SAND IN TAUFERS – Am Sonntag, 18. November 2018 fand die Uraufführung des „Requiems für die Gefallenen“ in der Pfarrkirche von Taufers statt. Anlässlich des Gedenkjahres „100 Jahre Ende des I. Weltkrieges und Zerreißung Tirols“ wollte die Tauferer Schützenkompanie etwas Bleibendes schaffen, das auch über dieses Jahr hinaus reicht. So entstand, auf Anregung von Olt. Peter Villgrater, die Idee, ein „Requiem für die Gefallenen“ in Auftrag zu geben.

Mit der Komposition beauftragt wurde Hansjörg Mutschlechner. Er ist Autor verschiedener Werke für Orchester, Kammermusik, Chor, Theater und Filmmusik. Für die Aufführung konnte der Kirchenchor Taufers mit Orchester, unter der Leitung von Elmar Stimpfl gewonnen werden. Dazu kamen noch begeisterte Sänger und Sängerinnen von anderen Chören.

Das Anliegen der Kompanie war es, alle Gefallenen dieses schrecklichen Krieges, durch dieses Requiem, das ja in Musik gefasstes Gebet ist, der Barmherzigkeit Gottes anzuvertrauen. Ebenso sollte ihnen damit ein ehrendes Andenken bewahrt werden. In besonderer Weise wollte man aber, an die Gefallenen Tirols erinnern.

Als 1915 der Süden Tirols, durch den Treuebruch des Italienischen Königreiches, plötzlich zum Frontgebiet wurde, eilten Tausende Freiwillige Standschützen an die neue Kriegsfront. Unter unvorstellbaren Bedingungen „in Fels und Eis“ hielten sie die Stellungen bis zum Kriegsende. Und doch war dieser übermenschliche Einsatz am Ende vergeblich. Unter Missachtung des Völkerrechts wurde Tirol geteilt.

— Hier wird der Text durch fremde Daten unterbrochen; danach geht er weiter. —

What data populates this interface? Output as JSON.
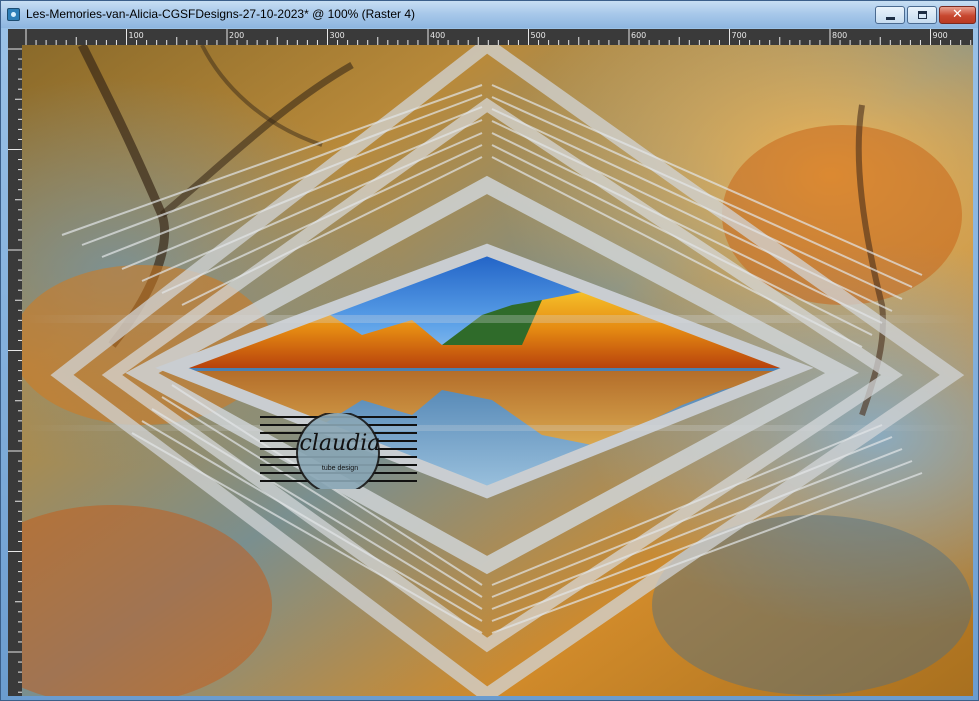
{
  "window": {
    "title": "Les-Memories-van-Alicia-CGSFDesigns-27-10-2023* @ 100% (Raster 4)",
    "controls": {
      "minimize": "minimize",
      "maximize": "maximize",
      "close": "✕"
    }
  },
  "ruler": {
    "horizontal_labels": [
      "100",
      "200",
      "300",
      "400",
      "500",
      "600",
      "700",
      "800",
      "900"
    ]
  },
  "canvas": {
    "watermark_text": "claudia",
    "watermark_subtext": "tube design"
  },
  "colors": {
    "titlebar": "#a9c9ea",
    "ruler_bg": "#3a3a3a",
    "close_button": "#c8472f",
    "frame_silver": "#c9cdd1",
    "autumn_orange": "#e08a1e",
    "sky_blue": "#2f7fd6"
  }
}
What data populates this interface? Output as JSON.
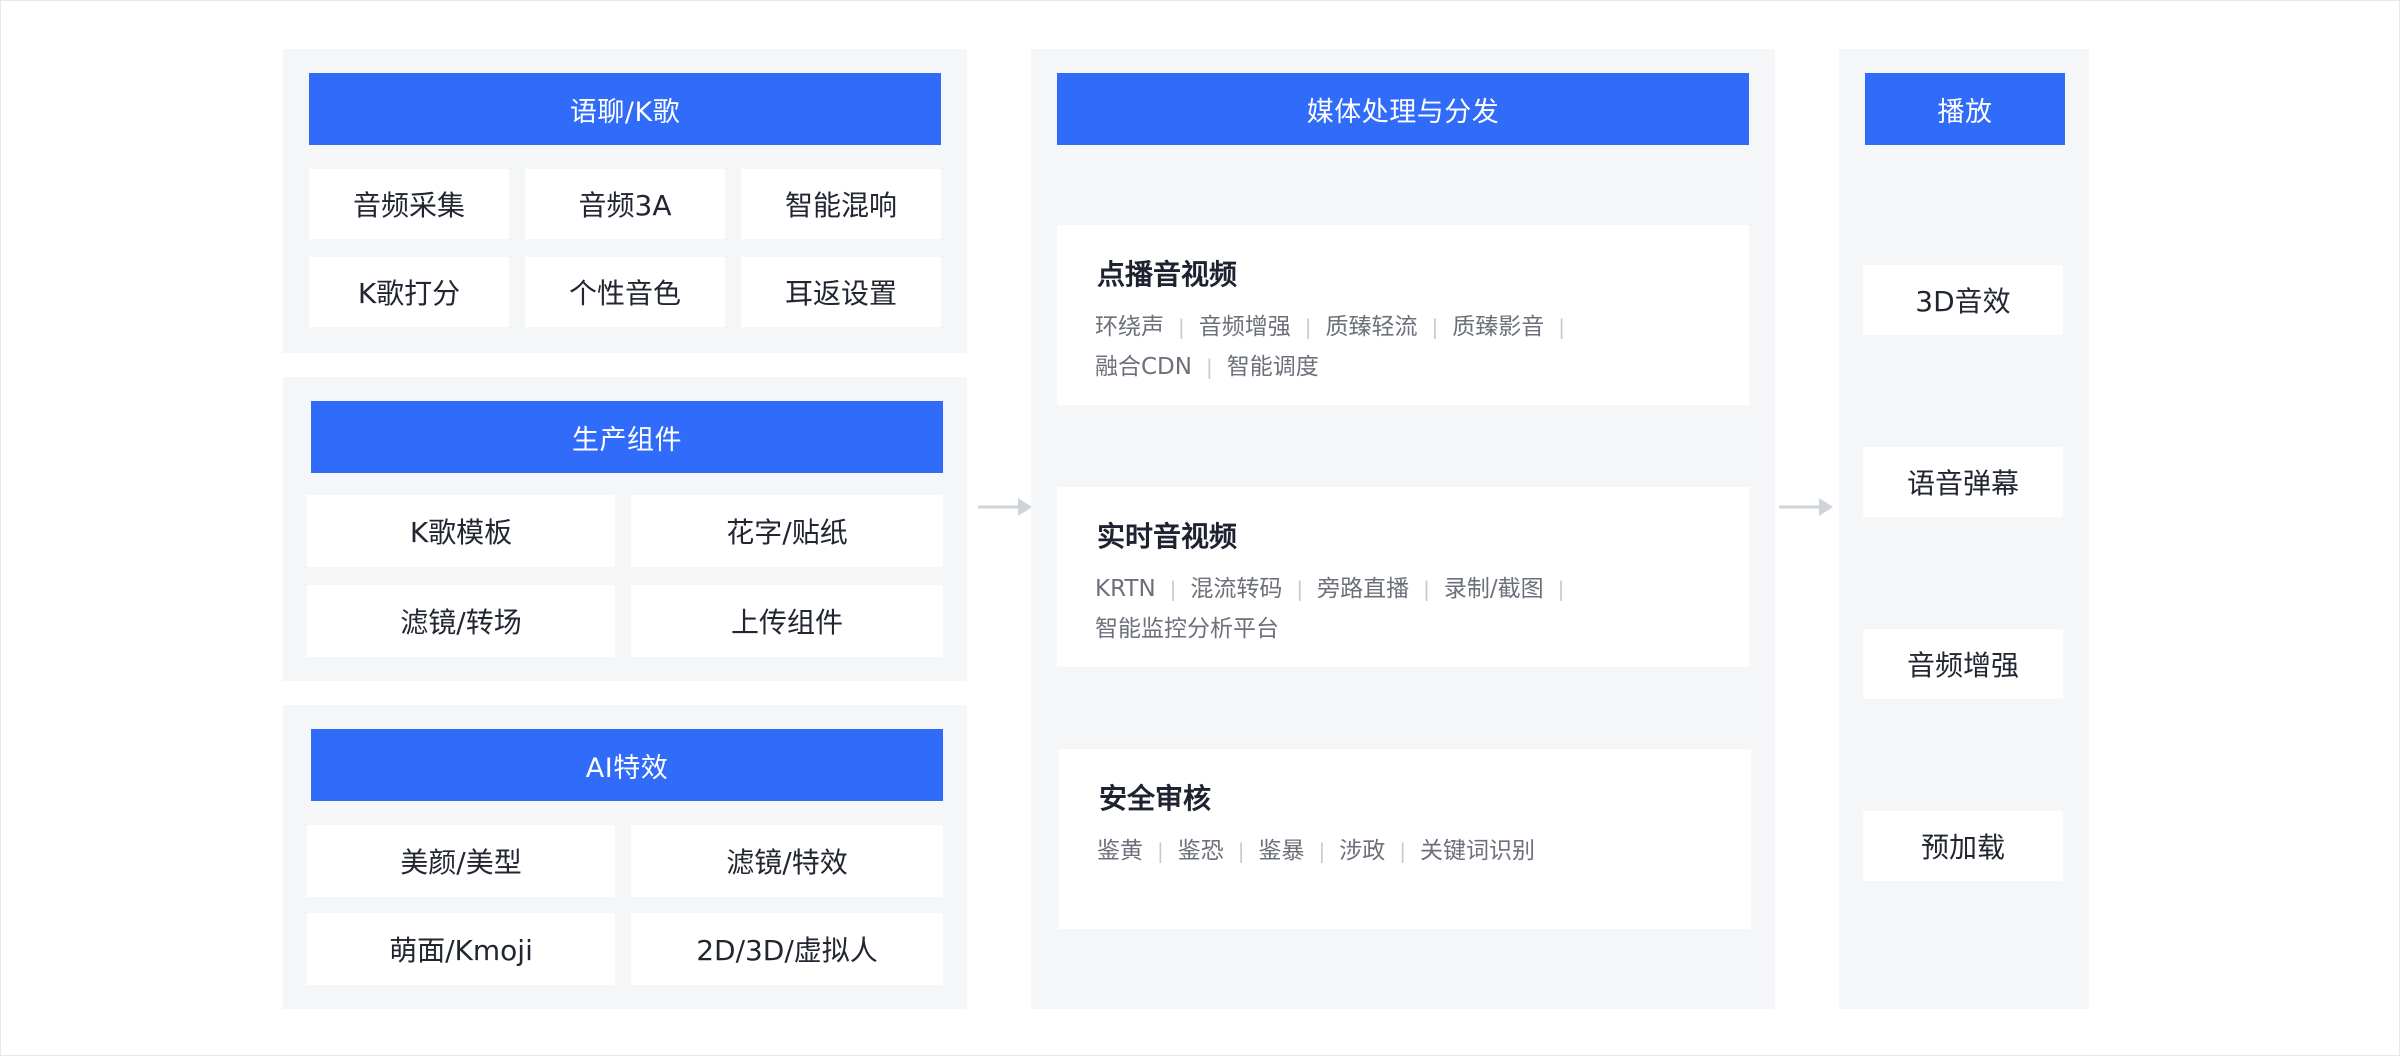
{
  "left": {
    "voice": {
      "title": "语聊/K歌",
      "items": [
        "音频采集",
        "音频3A",
        "智能混响",
        "K歌打分",
        "个性音色",
        "耳返设置"
      ]
    },
    "production": {
      "title": "生产组件",
      "items": [
        "K歌模板",
        "花字/贴纸",
        "滤镜/转场",
        "上传组件"
      ]
    },
    "ai": {
      "title": "AI特效",
      "items": [
        "美颜/美型",
        "滤镜/特效",
        "萌面/Kmoji",
        "2D/3D/虚拟人"
      ]
    }
  },
  "middle": {
    "title": "媒体处理与分发",
    "cards": [
      {
        "title": "点播音视频",
        "tags": [
          "环绕声",
          "音频增强",
          "质臻轻流",
          "质臻影音",
          "融合CDN",
          "智能调度"
        ]
      },
      {
        "title": "实时音视频",
        "tags": [
          "KRTN",
          "混流转码",
          "旁路直播",
          "录制/截图",
          "智能监控分析平台"
        ]
      },
      {
        "title": "安全审核",
        "tags": [
          "鉴黄",
          "鉴恐",
          "鉴暴",
          "涉政",
          "关键词识别"
        ]
      }
    ]
  },
  "right": {
    "title": "播放",
    "items": [
      "3D音效",
      "语音弹幕",
      "音频增强",
      "预加载"
    ]
  },
  "colors": {
    "accent": "#316bf9",
    "panel": "#f5f6f8",
    "arrow": "#cfd3da"
  }
}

Dieser Einsatz unserer Vorfahren, und ihre Leiden und Nöte sollten nicht vergessen werden! Schließlich macht auch kein Glück der Enkel das Leid der Väter wieder gut, und kein sozialer Fortschritt versöhnt die Ungerechtigkeit, die den Toten widerfahren ist. Durch das Requiem für die Gefallenen, sollte auch etwas von der großen christlichen Hoffnung aufleuchten: „Der Tod hat nicht das letzte Wort! Wir sind durch das kostbare Blut Jesu, durch sein Leiden und Sterben am Kreuz erlöst! Zugleich, ist es aber auch Mahnung an die Lebenden, sich der eigenen Sterblichkeit bewusst zu werden und durch ein Leben aus dem Glauben, der unendlichen Liebe Gottes eine Antwort zu geben.

Die Pfarrkirche Taufers konnte beinahe die Zuhörer nicht fassen, so groß war der Andrang. Man spürte eine besondere Atmosphäre, eine Ergriffenheit und Andacht bei den Zuhörern und auch bei den Mitwirkenden. Das tiefe Bewusstsein der Verbundenheit mit Gott und mit den Verstorbenen über den Tod hinaus. Die Komposition und die Darbietung waren überzeugend und trafen sichtlich das Herz der Anwesenden.

Am Ende wollte der Applaus kein Ende nehmen. Der Hauptmann Rudi Oberhuber dankte allen Mitwirkenden, vor allem dem Komponisten Hansjörg Mutschlechner, dem Chorleiter Elmar Stimpfl und dem Ideengeber Olt. Peter Villgrater. Abschließend wurde noch ein Kranz am Ehrenmahl für alle Gefallenen, zur Weise des Guten Kameraden, niedergelegt.